For the bank credit channel, it is essential to control speculative credit flows into the housing market to limit risks to the economy. That said, it is also necessary to adopt policies and solutions to ensure those actually in need of buying a house still have access to bank loans. Besides, the development of affordable housing projects for middle-income earners is the most crucial for the sustainable development of this market.

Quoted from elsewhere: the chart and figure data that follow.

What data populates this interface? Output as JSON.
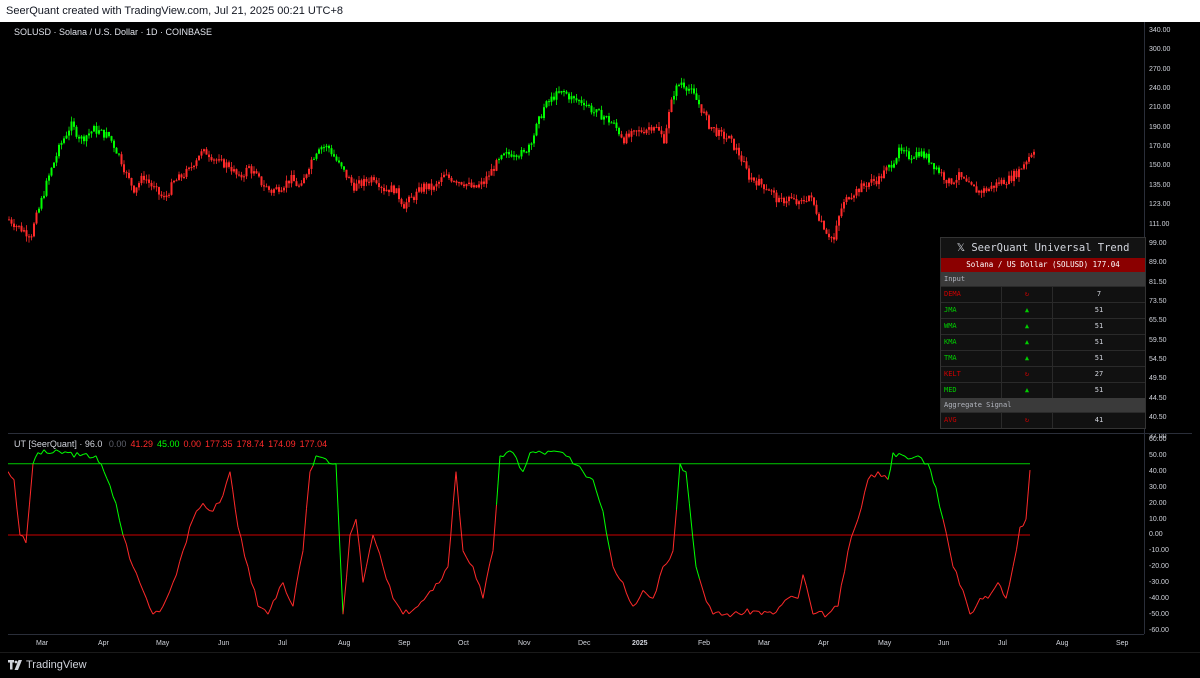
{
  "header": {
    "caption": "SeerQuant created with TradingView.com, Jul 21, 2025 00:21 UTC+8"
  },
  "symbol": {
    "title": "SOLUSD · Solana / U.S. Dollar · 1D · COINBASE"
  },
  "price_axis": {
    "ticks": [
      "340.00",
      "300.00",
      "270.00",
      "240.00",
      "210.00",
      "190.00",
      "170.00",
      "150.00",
      "135.00",
      "123.00",
      "111.00",
      "99.00",
      "89.00",
      "81.50",
      "73.50",
      "65.50",
      "59.50",
      "54.50",
      "49.50",
      "44.50",
      "40.50",
      "37.00"
    ]
  },
  "indicator": {
    "name": "UT [SeerQuant] · 96.0",
    "values": [
      {
        "text": "0.00",
        "color": "#5d606b"
      },
      {
        "text": "41.29",
        "color": "#ff2a2a"
      },
      {
        "text": "45.00",
        "color": "#00ff00"
      },
      {
        "text": "0.00",
        "color": "#ff2a2a"
      },
      {
        "text": "177.35",
        "color": "#ff2a2a"
      },
      {
        "text": "178.74",
        "color": "#ff2a2a"
      },
      {
        "text": "174.09",
        "color": "#ff2a2a"
      },
      {
        "text": "177.04",
        "color": "#ff2a2a"
      }
    ],
    "axis_ticks": [
      "60.00",
      "50.00",
      "40.00",
      "30.00",
      "20.00",
      "10.00",
      "0.00",
      "-10.00",
      "-20.00",
      "-30.00",
      "-40.00",
      "-50.00",
      "-60.00"
    ],
    "upper_level": 45,
    "zero_level": 0
  },
  "time_axis": {
    "labels": [
      "Mar",
      "Apr",
      "May",
      "Jun",
      "Jul",
      "Aug",
      "Sep",
      "Oct",
      "Nov",
      "Dec",
      "2025",
      "Feb",
      "Mar",
      "Apr",
      "May",
      "Jun",
      "Jul",
      "Aug",
      "Sep"
    ]
  },
  "table": {
    "title": "𝕏 SeerQuant Universal Trend",
    "subtitle": "Solana / US Dollar (SOLUSD) 177.04",
    "section_input": "Input",
    "rows": [
      {
        "name": "DEMA",
        "signal": "↻",
        "value": "7",
        "color": "#cc0000"
      },
      {
        "name": "JMA",
        "signal": "▲",
        "value": "51",
        "color": "#00cc00"
      },
      {
        "name": "WMA",
        "signal": "▲",
        "value": "51",
        "color": "#00cc00"
      },
      {
        "name": "KMA",
        "signal": "▲",
        "value": "51",
        "color": "#00cc00"
      },
      {
        "name": "TMA",
        "signal": "▲",
        "value": "51",
        "color": "#00cc00"
      },
      {
        "name": "KELT",
        "signal": "↻",
        "value": "27",
        "color": "#cc0000"
      },
      {
        "name": "MED",
        "signal": "▲",
        "value": "51",
        "color": "#00cc00"
      }
    ],
    "section_agg": "Aggregate Signal",
    "aggregate": {
      "name": "AVG",
      "signal": "↻",
      "value": "41",
      "color": "#cc0000"
    }
  },
  "footer": {
    "brand": "TradingView"
  },
  "colors": {
    "bull": "#00ff00",
    "bear": "#ff2a2a",
    "zero_line": "#cc0000"
  }
}
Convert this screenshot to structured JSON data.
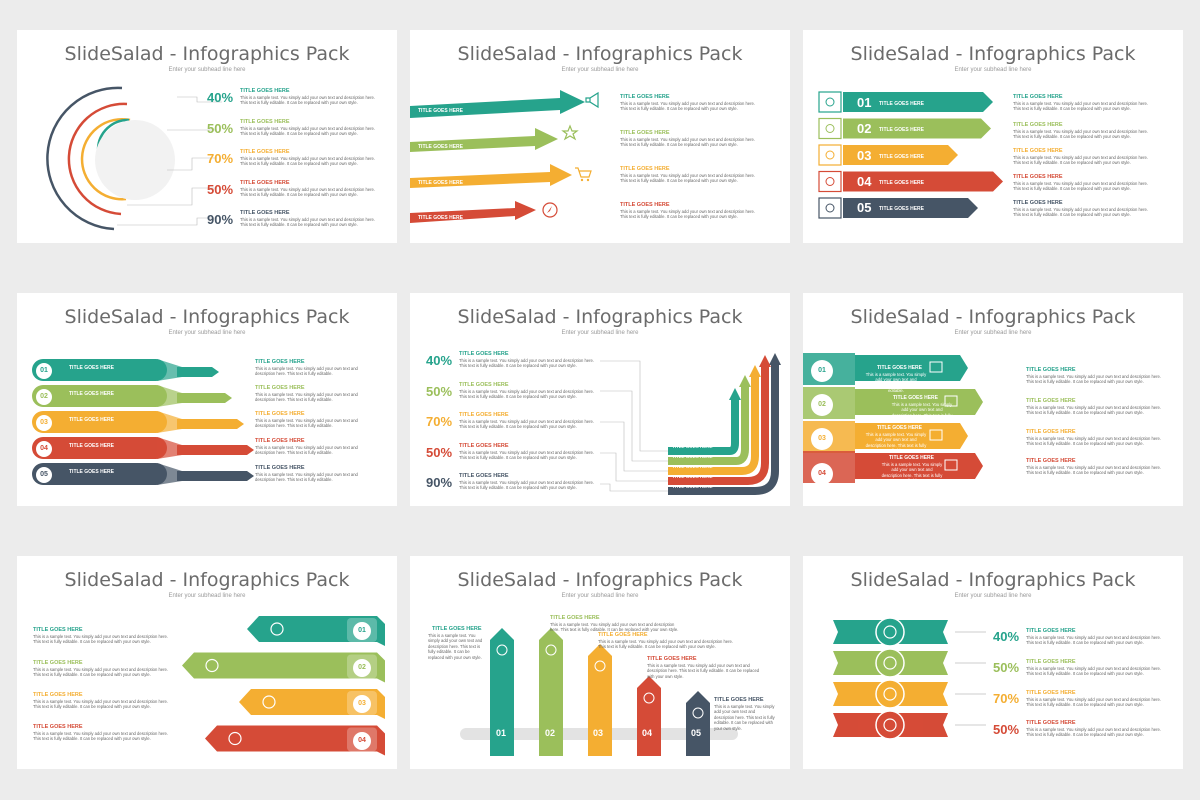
{
  "colors": {
    "teal": "#26a38c",
    "green": "#9bbf5b",
    "orange": "#f4ae32",
    "red": "#d54b37",
    "navy": "#465566"
  },
  "slide_title": "SlideSalad - Infographics Pack",
  "slide_subtitle": "Enter your subhead line here",
  "item_title": "TITLE GOES HERE",
  "desc_long": "This is a sample text. You simply add your own text and description here. This text is fully editable. It can be replaced with your own style.",
  "desc_short": "This is a sample text. You simply add your own text and description here. This text is fully editable.",
  "percents_a": [
    "40%",
    "50%",
    "70%",
    "50%",
    "90%"
  ],
  "percents_b": [
    "40%",
    "50%",
    "70%",
    "50%"
  ],
  "numbers_5": [
    "01",
    "02",
    "03",
    "04",
    "05"
  ],
  "numbers_4": [
    "01",
    "02",
    "03",
    "04"
  ],
  "icons": {
    "slide2": [
      "megaphone-icon",
      "star-icon",
      "cart-icon",
      "compass-icon"
    ],
    "slide3": [
      "search-icon",
      "shield-icon",
      "gear-icon",
      "trophy-icon",
      "user-icon"
    ],
    "slide6": [
      "megaphone-icon",
      "image-icon",
      "layers-icon",
      "search-icon"
    ],
    "slide7": [
      "share-icon",
      "shuffle-icon",
      "speaker-icon",
      "star-icon"
    ],
    "slide8": [
      "shuffle-icon",
      "speaker-icon",
      "share-icon",
      "star-icon",
      "layers-icon"
    ],
    "slide9": [
      "cloud-upload-icon",
      "location-icon",
      "cart-icon",
      "gear-icon"
    ]
  }
}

For the corporate bond market, despite the many recent “troubles” after a period of hot growth, it remains a popular capital mobilization tool for a lot of enterprises in developed economies. Therefore, in parallel with strict control, the operator needs to develop policies and expand mechanisms to help this market develop stably and sustainably in the coming time. It needs to become the primary medium- and long-term capital mobilization channel for the business community, especially realty firms, more so when the capital market of Vietnam is still at an early stage of development, with the money market only providing short-term loans.
Last but not least, authorities should further make or improve speculation control policies, prevent land prices in several provinces and cities from surging, and make planning transparent and public. This is aimed at preventing the situation in which, after each housing bubble, a vast amount of capital gets stuck in projects lacking a legal status or resources for further development.